The expansion of our Public Figures team, which partners with top-tier film, TV, music and sports talent on content strategy, social video optimization, rights management and media sales is exciting. It’s kind of what I always wanted to do when I packed up the moving van and headed to Los Angeles 19 years ago!
What advice would you give to other marketers to thrive and avoid burnout?
Always be kind, curious and willing to make a connection. Kindness will always serve you, especially in the entertainment and media industry; don’t ever be the jerk people can’t stand, this is a small industry. Be curious, especially at networking and industry events. Everyone has a story. Engage with people and listen. Listen for opportunities where you can offer guidance or an introduction. These gestures are highly underrated and go such a long way to establishing authentic relationships. Be impeccable with your word and follow through. Nobody likes BS, and your tolerance for it in others diminishes rapidly the farther along you get in your career.
None of us are able to achieve success without some help along the way. Is there a particular person who you are grateful towards who helped get you to where you are? Can you share a story about that?
When I was a law student, I sent cold emails to partners at every single firm in L.A. with an entertainment department (hundreds!). Exactly one person agreed to meet with me for lunch, and eventually helped me land a job at her firm. If not for that one act, I probably wouldn’t be sitting where I am right now. I will always be grateful to her for taking the call from an ambitious young student.
Companies like Google and Facebook have totally disrupted how companies market over the past 15 years. At the same time, consumers have become more jaded and resistant to anything “salesy.” In your industry, where do you see the future of marketing going?
This is something we talk about often, especially with our talent clients who are interested in working with brands and vice versa. Authenticity and alignment are essential. Today’s talent are very business savvy and they understand that quick dollars today might not be the best strategic play for where they want to go in the future. And the same is true for brands interested in working with social talent — “one and done” campaigns are not incredibly effective. Building longer-term partnerships are almost always more successful for brands interested in driving awareness and sales.

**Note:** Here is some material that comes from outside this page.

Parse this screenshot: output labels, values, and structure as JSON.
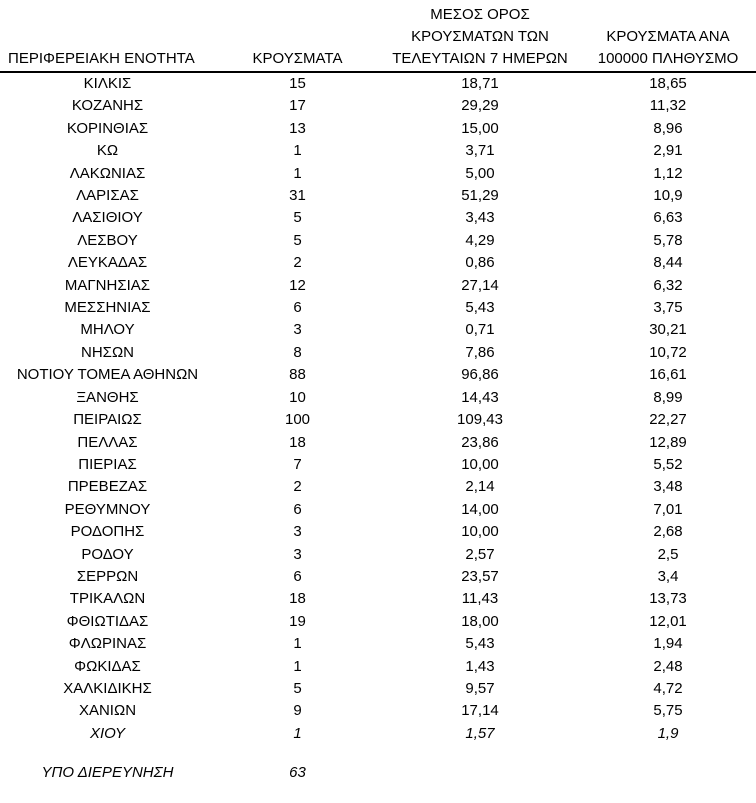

Can you please tell us the 5 things you wish someone told you before you started? Can you please share a story or example for each.
Be patient, enjoy the ride and learn as much as you can along the way. Don’t be a jerk … ever. Always take time to eat lunch, go to the bathroom, and send personal thank you notes. Know your value and make sure your manager knows as well — hoping busy people notice all the great things you are doing is not a great strategy!
What books, podcasts, documentaries or other resources do you use to sharpen your marketing skills? I think just being curious in general, wherever your interests take you, is a good thing. I’ve never been a proponent of business-y books, I’ve just never found them all that interesting. With one exception: Mr. Carnegie’s “How to Win Friends and Influence People.” It should be required reading for the entire human race.
Who is your hero? Can you explain or share a story about why that person resonates with you?
Two young women who are really making a difference: Malala Yousafzai and Greta Thunberg. Ensuring all women have access to education and demanding the preservation of our planet. If this is what Gen Z has in store for the world, I think there is hope yet.
You are a person of great influence. If you could inspire a movement that would bring the most amount of good to the most amount of people, what would that be? You never know what your idea can trigger.
The climate crisis is something I think about a lot. We must avoid the thinking that we as individuals are too insignificant to make an impact. Small things like reducing personal food waste, selecting products with eco-friendly packaging, driving less, and consuming less meat do matter.
How can our readers follow you online?
@MsTravelicious … unless you hate social content about food
Thank you so much for joining us. This was very inspirational.